Les indicateurs de la saison 2025-2026 montrent des progressions sensibles par rapport aux campagnes antérieures : hausse de 12 % des bovins vaccinés (2,8 millions), +36 % pour les petits ruminants (4,8 millions), prise en charge de 19 millions de volailles contre la maladie de Newcastle, 148 000 carnivores immunisés contre la rage (+50 %) et 1,4 million de poissons protégés, une première action déclarée au niveau national. En outre, 5,3 millions d’animaux ont bénéficié de traitements antiparasitaires et plus de 12 000 vaches ont été inséminées artificiellement. Six vaccins ont été distribués gratuitement, tandis que quatre autres ont reçu un apport financier public significatif afin de réduire les coûts pour les éleveurs.

Une stratégie publique centrée sur l’accès aux services et la modernisation

Les autorités présentent la subvention comme un instrument majeur pour lever la barrière financière à l’adoption des pratiques sanitaires. En rendant l’immunisation et certains traitements davantage accessibles, l’État vise à diminuer les pertes économiques liées aux épizooties et à améliorer la productivité des exploitations. Les opérations d’insémination artificielle menées pendant la campagne s’inscrivent également dans une logique d’amélioration génétique du cheptel.

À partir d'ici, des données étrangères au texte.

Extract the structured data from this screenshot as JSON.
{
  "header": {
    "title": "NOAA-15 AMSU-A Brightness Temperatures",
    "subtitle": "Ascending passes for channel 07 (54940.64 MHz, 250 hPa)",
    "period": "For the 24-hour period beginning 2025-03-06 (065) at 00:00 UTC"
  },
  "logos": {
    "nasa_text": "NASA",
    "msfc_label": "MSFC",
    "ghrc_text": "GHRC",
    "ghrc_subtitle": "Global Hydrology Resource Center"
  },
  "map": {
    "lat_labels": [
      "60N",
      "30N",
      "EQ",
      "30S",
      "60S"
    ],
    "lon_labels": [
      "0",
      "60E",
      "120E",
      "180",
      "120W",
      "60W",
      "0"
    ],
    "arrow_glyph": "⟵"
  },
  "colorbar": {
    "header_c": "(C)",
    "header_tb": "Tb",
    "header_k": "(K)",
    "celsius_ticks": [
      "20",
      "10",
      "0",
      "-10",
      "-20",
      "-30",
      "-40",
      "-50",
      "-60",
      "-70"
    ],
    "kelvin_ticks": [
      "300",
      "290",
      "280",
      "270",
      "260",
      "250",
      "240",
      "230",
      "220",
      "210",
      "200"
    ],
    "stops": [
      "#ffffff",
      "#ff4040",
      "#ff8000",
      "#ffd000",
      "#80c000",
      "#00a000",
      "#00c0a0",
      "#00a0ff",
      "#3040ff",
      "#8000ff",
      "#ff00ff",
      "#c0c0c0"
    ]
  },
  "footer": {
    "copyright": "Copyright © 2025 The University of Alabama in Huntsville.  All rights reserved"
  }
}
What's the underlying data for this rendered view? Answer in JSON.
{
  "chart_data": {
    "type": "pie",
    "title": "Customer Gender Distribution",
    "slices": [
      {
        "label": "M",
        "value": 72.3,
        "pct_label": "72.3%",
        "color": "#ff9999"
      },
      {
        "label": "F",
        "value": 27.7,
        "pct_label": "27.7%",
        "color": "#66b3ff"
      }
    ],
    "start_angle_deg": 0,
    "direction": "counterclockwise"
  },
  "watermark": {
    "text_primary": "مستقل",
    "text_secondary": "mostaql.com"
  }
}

L’élevage demeure, au Burkina Faso, une source de revenus essentielle pour de nombreux ménages ruraux et joue un rôle de filet de sécurité en période de crise agricole. Les responsables insistent sur l’impact potentiel de meilleures performances sanitaires sur l’accès aux marchés, y compris à l’exportation, où les exigences en matière de certification et de traçabilité sont de plus en plus strictes.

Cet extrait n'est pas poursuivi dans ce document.